Tax Automation: Hopes, fears and aspirations
It’s never been more exciting to be in the tax sector. Transformation is happening on all fronts, from the digitalisation of taxes to the changing role of the tax professional and the relationship between client and advisor. Under MTD, we can expect to see sweeping changes so how will it impact the business and the tax team and will it usher in a new era of automation? In a survey of the market, conducted in conjunction with Accountancy Age in April 2019, we sought to determine current views on MTD and automation within the accounting sector.

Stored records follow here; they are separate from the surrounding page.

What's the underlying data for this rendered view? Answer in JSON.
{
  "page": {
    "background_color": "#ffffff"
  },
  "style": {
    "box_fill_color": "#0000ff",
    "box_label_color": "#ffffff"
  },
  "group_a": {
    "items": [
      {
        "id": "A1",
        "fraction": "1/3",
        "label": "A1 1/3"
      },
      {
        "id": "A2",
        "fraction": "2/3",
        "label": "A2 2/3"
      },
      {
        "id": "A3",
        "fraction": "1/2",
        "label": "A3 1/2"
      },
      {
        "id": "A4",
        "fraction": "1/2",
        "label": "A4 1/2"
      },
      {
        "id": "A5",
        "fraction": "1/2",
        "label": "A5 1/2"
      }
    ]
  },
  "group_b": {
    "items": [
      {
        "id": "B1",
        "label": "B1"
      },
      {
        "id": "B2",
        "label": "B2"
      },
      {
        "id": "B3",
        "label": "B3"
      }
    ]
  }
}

The results provide a fascinating glimpse into how professionals are embracing the new legislation, their concerns, and their hopes for the future.
In this second blog post, we look specifically at automation and what the future holds.
Firstly, what do we mean by automation?
Within the context of tax, we are defining automation as “the delivery of an end-to-end compliance process, from data collection and management through to the generation of regulatory computations, culminating in compliance and electronic reporting”. This encompasses all the facets of tax compliance, from source to submission, to the extent that human involvement will only be required at the end of the process, where the tax team can add value through tax planning activities. Many organisations already partly automate their processes, such as for corporation tax, but MTD is creating a minimum bar of compliance that is likely to spur the adoption of automation.
When will automation happen?
Our survey found that 75% expect the business to deploy tax technology to automate processes beyond MTD and 72% of respondents believe they will have to automate their tax processes by 2024. How this will be achieved was an area people were less certain on. Just over half thought we can expect to see the emergence of regulatory compliance platforms that integrate with existing ERP and accountancy systems, although this figure may be a little low due to a lack of awareness over just what a compliance platform is. (A compliance platform has tax legislation embedded in its software and is constantly updated with regulations relating to the relevant requirements. It should be able to deal with large volumes of records, sorting them into data types, providing automatic validation and error checks and producing returns.)
The end of spreadsheets?
Not quite! Only 16% could conceive of a future without the humble spreadsheet even though this is contradicted by what is set to happen in the future. We can expect to see spreadsheet use continue for the short term but the move from manual to digital input is expected to see their use decline over time. This could be beneficial as research suggests up to 88% contain mistakes. The desire to reduce errors and free up human resource were both cited as the key drivers of automation by 85% of those questioned.
Value add or replacement by machines?
As automation gathers momentum, there’s little doubt it will have a significant impact and could fundamentally change the way tax professionals work day to day. With less time devoted to mundane data collection, 68% were able to envisage a future where staff time was freed up for more productive activities including data analysis and tax planning.
The flip side of this is that some were concerned they would need to upskill, with 35% believing automation could create a skills gap, while a quarter thought they may be replaced by machines and 18% that they may longer enjoy their job. This apprehension can probably be put down to fear of the unknown as tax professionals struggle to visualise what automation will mean for them in the future.
Looking further ahead to the next ten years, 42% believe automation will lead to the creation of data pools, from which information can be automatically extracted and used for a much wider range of computations and business analysis, while 44% foresee a time when automation will facilitate electronic audits. Moreover, 36% agreed that machine learning would be a key driver, helping to refine processes and provide tax professionals with the necessary data or alert them to obligations. We’re already seeing this emerge today with MTD solutions such as AlphaVAT able to provide deadline notifications and alerts.
Things that surprised us
The survey held some surprises too. For instance, 72% thought they would need to learn a raft of new technical skills, 50% believed they’d need to brush up on their data analysis skills and 23% thought they’d need become computer coders! Only 23 percent thought no extra skills would be required and that the technology would be self-sufficient. The good news is that even now basic VAT bridging solution portals can be highly intuitive, featuring user friendly dashboards which provide the necessary data while compliance engines perform the complex data extraction and apply the compliance requirements automatically, obviating the need for any coding experience.
Automation can and should make life easier but it will also be essential to the success of the business. Implementing technology was seen as key to attracting a tech-savvy generation and to retaining talent in the tax team by 62%. But staff also need to be given the necessary support to familiarise themselves with this technology. Of those questioned, 86% recognised this fact, saying they wanted to be able to call on the vendor to help them use MTD technology confidently.
Perhaps the main takeaway is that automation is inevitable and is coming. However, it need not be as disruptive as some of our audience feared. Yes, MTD and then the broader trend to automation will see some changes but off the back of this we can expect to see the efficiency and productivity of the tax function increase. There’s the potential for the job of the tax professional to change for the better, with less time spent on mundane activities like data collection and querying.
Right now, it seems incredible to think spreadsheets could be supplanted by compliance software platforms or that data can be amassed from internal and external sources automatically or that machine learning will see these systems flag obligations and query issues. But it’s a vision of the future that is already becoming a reality thanks to automation.